In the end, nothing changes. Once we pan back from the dystopian Fox logo, the Simpsons fanfare blares loud as it always has; a few minutes in, we’re joking about gluten-free coffee and how unpopular Hall Monitors are16. Reports of horrific overtime, terminated contracts and manipulative workplaces continue to arise from the animation industry, but Detective Pikachu still grossed over 400 million internationally17.
And, as an aside, the animation studio that worked on Pikachu, 2019’s the Lion King & 2020’s Sonic the Hedgehog closed down in late 2019, leaving untold numbers of employees jobless right before Christmas18. Maybe they should head to the greyhound club too.
Walter Benjamin believed that mass culture, though typically a degradation, offered “the first truly revolutionary means of reproduction” – that it could be a force of “emancipation”, a tool used by the people for the people’s liberation19. While this is a decidedly more optimistic outlook than that of Adorno & Horkheimer, and a much more palatable one – Benjamin likely wouldn’t look to The Simpsons for his revolution.

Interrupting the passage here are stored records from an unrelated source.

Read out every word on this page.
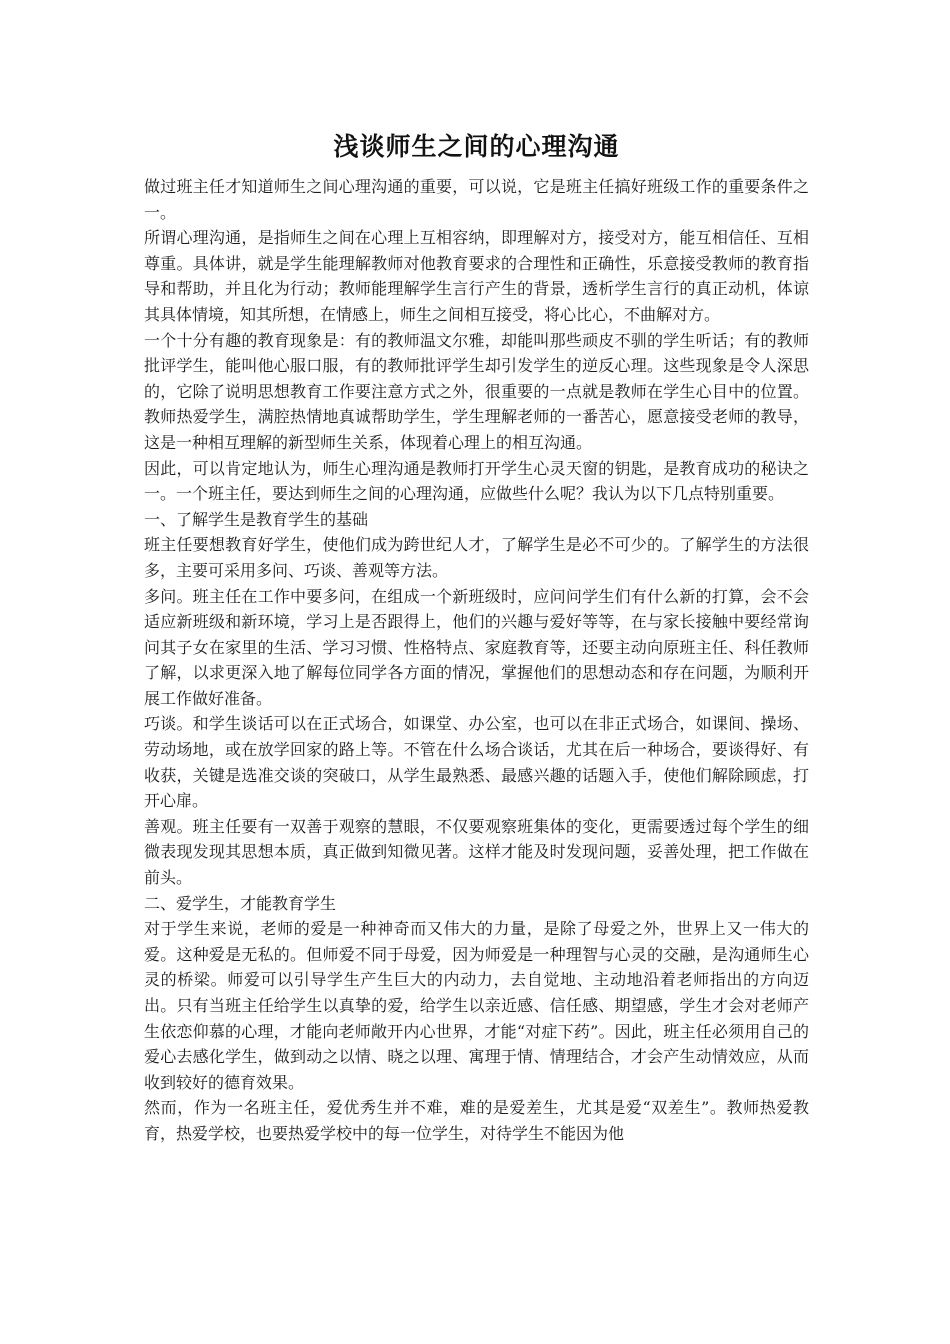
浅谈师生之间的心理沟通

做过班主任才知道师生之间心理沟通的重要，可以说，它是班主任搞好班级工作的重要条件之一。

所谓心理沟通，是指师生之间在心理上互相容纳，即理解对方，接受对方，能互相信任、互相尊重。具体讲，就是学生能理解教师对他教育要求的合理性和正确性，乐意接受教师的教育指导和帮助，并且化为行动；教师能理解学生言行产生的背景，透析学生言行的真正动机，体谅其具体情境，知其所想，在情感上，师生之间相互接受，将心比心，不曲解对方。

一个十分有趣的教育现象是：有的教师温文尔雅，却能叫那些顽皮不驯的学生听话；有的教师批评学生，能叫他心服口服，有的教师批评学生却引发学生的逆反心理。这些现象是令人深思的，它除了说明思想教育工作要注意方式之外，很重要的一点就是教师在学生心目中的位置。教师热爱学生，满腔热情地真诚帮助学生，学生理解老师的一番苦心，愿意接受老师的教导，这是一种相互理解的新型师生关系，体现着心理上的相互沟通。

因此，可以肯定地认为，师生心理沟通是教师打开学生心灵天窗的钥匙，是教育成功的秘诀之一。一个班主任，要达到师生之间的心理沟通，应做些什么呢？我认为以下几点特别重要。

一、了解学生是教育学生的基础

班主任要想教育好学生，使他们成为跨世纪人才，了解学生是必不可少的。了解学生的方法很多，主要可采用多问、巧谈、善观等方法。

多问。班主任在工作中要多问，在组成一个新班级时，应问问学生们有什么新的打算，会不会适应新班级和新环境，学习上是否跟得上，他们的兴趣与爱好等等，在与家长接触中要经常询问其子女在家里的生活、学习习惯、性格特点、家庭教育等，还要主动向原班主任、科任教师了解，以求更深入地了解每位同学各方面的情况，掌握他们的思想动态和存在问题，为顺利开展工作做好准备。

巧谈。和学生谈话可以在正式场合，如课堂、办公室，也可以在非正式场合，如课间、操场、劳动场地，或在放学回家的路上等。不管在什么场合谈话，尤其在后一种场合，要谈得好、有收获，关键是选准交谈的突破口，从学生最熟悉、最感兴趣的话题入手，使他们解除顾虑，打开心扉。

善观。班主任要有一双善于观察的慧眼，不仅要观察班集体的变化，更需要透过每个学生的细微表现发现其思想本质，真正做到知微见著。这样才能及时发现问题，妥善处理，把工作做在前头。

二、爱学生，才能教育学生

对于学生来说，老师的爱是一种神奇而又伟大的力量，是除了母爱之外，世界上又一伟大的爱。这种爱是无私的。但师爱不同于母爱，因为师爱是一种理智与心灵的交融，是沟通师生心灵的桥梁。师爱可以引导学生产生巨大的内动力，去自觉地、主动地沿着老师指出的方向迈出。只有当班主任给学生以真挚的爱，给学生以亲近感、信任感、期望感，学生才会对老师产生依恋仰慕的心理，才能向老师敞开内心世界，才能“对症下药”。因此，班主任必须用自己的爱心去感化学生，做到动之以情、晓之以理、寓理于情、情理结合，才会产生动情效应，从而收到较好的德育效果。

然而，作为一名班主任，爱优秀生并不难，难的是爱差生，尤其是爱“双差生”。教师热爱教育，热爱学校，也要热爱学校中的每一位学生，对待学生不能因为他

16. “MoneyBART,” The Simpsons Wiki, Fandom, updated July 18, 2020, https://simpsons.fandom.com/wiki/MoneyBART
17. “Pokemon Detective Pikachu,” Box Office Mojo, accessed June 24, 2020, https://www.boxofficemojo.com/title/tt5884052/?ref_=bo_se_r_1
18. Kara Dennison, “MPC, Studio Who Worked on Sonic and Detective Pikachu, Closes Its Doors,” Crunchyroll, December 14, 2019, https://www.crunchyroll.com/anime-news/2019/12/13-1/mpc-studio-who-worked-on-sonic-and-detective-pikachu-closes-its-doors
19. Walter Benjamin, The work of art in the age of mechanical reproduction, (Penguin UK, 2008), 6-7.